クラウス君はヨハン君の考えを聞いて感動してしまいました。そこで、その感動と、今、大好きな友達がいることへの感謝の気持ちを表したいと、まずヨハン君に抱きつきます。

「わっ!なんだい、急に」

驚くヨハン君を無視して、今度は池に飛び込みチャーリー君に抱きつきました。
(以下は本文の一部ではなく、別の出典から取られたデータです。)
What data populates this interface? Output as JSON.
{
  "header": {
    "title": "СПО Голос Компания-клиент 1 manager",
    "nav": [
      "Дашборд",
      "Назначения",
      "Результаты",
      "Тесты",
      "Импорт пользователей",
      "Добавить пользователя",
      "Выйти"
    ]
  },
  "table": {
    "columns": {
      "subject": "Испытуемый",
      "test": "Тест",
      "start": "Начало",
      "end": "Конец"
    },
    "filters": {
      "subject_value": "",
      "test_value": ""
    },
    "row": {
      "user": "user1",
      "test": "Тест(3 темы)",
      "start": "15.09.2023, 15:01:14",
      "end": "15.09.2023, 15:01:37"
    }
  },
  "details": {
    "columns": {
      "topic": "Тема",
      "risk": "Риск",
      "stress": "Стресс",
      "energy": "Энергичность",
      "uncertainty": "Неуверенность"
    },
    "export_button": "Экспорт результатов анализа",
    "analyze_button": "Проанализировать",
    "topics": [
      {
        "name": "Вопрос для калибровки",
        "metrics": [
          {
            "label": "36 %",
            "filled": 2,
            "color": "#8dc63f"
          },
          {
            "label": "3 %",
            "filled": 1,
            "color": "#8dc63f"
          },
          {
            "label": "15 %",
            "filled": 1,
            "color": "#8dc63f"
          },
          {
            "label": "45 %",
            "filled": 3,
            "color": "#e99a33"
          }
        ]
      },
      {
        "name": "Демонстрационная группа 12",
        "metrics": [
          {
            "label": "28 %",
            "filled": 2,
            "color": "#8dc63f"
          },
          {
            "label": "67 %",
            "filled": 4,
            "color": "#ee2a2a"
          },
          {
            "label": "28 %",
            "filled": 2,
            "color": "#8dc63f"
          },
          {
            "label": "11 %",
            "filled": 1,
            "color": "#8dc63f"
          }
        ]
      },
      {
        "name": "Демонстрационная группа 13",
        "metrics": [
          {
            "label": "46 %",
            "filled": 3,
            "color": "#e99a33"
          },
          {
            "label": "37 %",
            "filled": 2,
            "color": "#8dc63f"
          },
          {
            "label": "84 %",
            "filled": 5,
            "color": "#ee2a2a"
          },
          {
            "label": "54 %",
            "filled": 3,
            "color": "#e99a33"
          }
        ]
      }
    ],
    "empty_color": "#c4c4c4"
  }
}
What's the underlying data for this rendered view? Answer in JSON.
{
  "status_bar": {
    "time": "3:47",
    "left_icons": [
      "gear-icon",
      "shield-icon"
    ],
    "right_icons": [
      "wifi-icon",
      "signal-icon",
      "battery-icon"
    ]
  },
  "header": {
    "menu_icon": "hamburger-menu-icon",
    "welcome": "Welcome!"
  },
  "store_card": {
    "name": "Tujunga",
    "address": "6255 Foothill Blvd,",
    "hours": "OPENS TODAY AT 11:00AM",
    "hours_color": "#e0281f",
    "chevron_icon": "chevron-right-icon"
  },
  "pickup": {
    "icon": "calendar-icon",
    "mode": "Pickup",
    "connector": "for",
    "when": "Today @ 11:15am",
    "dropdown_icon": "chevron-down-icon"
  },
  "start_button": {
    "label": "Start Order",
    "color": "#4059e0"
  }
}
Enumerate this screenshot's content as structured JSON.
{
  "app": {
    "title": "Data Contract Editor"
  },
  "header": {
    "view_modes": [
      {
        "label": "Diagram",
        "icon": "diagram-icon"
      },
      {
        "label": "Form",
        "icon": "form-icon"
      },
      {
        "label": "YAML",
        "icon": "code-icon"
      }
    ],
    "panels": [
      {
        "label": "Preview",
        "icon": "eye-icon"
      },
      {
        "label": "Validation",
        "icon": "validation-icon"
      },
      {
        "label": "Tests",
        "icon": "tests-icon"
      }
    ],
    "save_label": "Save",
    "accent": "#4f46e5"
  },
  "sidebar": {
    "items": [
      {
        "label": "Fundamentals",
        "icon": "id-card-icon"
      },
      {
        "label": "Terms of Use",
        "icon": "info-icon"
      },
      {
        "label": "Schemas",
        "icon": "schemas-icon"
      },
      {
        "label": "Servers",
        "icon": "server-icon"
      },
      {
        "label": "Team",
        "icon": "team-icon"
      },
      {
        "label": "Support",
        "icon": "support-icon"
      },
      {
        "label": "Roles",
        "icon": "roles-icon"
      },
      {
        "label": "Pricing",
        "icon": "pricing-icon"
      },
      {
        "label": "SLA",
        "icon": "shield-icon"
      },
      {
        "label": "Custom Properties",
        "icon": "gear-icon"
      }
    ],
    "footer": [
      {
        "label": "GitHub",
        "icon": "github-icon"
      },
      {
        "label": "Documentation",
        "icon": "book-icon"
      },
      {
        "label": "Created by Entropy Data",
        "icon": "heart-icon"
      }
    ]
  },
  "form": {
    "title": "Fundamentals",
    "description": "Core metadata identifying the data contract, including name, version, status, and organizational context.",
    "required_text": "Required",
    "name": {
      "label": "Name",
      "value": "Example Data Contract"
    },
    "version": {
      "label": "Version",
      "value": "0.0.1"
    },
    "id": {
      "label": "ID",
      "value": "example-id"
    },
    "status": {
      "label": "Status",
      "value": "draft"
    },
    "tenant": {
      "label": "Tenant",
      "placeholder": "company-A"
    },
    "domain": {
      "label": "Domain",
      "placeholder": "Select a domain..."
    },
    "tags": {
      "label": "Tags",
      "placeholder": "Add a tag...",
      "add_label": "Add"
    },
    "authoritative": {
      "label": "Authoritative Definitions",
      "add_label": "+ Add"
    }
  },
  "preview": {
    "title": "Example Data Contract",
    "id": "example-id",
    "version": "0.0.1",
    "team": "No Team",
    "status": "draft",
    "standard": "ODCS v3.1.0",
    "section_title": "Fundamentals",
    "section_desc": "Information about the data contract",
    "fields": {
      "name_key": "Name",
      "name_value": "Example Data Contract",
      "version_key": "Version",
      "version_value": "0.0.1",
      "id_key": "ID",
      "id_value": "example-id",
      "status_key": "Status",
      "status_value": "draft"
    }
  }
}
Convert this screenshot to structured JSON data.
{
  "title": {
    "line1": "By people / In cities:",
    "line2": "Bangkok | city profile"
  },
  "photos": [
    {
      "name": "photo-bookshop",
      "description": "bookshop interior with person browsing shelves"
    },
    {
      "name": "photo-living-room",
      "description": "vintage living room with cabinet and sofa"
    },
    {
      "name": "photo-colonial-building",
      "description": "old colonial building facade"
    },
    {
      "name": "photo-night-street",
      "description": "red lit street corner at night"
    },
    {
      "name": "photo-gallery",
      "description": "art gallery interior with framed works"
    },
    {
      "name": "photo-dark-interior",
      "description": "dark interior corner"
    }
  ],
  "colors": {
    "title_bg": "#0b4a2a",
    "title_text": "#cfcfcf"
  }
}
そして陸に上がって、またヨハン君に。

「これで、僕ら三人とも友情のハグをしたことになるよ。君たちは直接抱き合えないからね。腕があって、水の中も陸の上でも大丈夫な僕が仲介役さ」

と、クラウス君。それを聞いたヨハン君もチャーリー君も少し泣いてしまいました。

「僕らの友情に乾杯!」ヨハン君が音頭を取ります。「僕らの出会いに乾杯!!」「君たちが僕の世界にいることに乾杯!」チャーリー君とクラウス君はそれぞれ続きました。

クラウス君がヨハン君に話しかけます。「ねぇ、哲学って面白いねぇ。僕もこれからいっぱい勉強するよ!」

「しかしね、クラウス君。君のようにひとつずつ、身近なところからじっくり考えることが大事なんだよ。僕みたいにね、なにも考えていなかったところに、難しい知識を詰め込もうとすると、自滅的な過激思想に走るものなのさ。だから、ひとつひとつゆっくり考えていけばいいじゃないか。」

ヨハン君は自らの過去を踏まえて、クラウス君にそうアドバイスしました。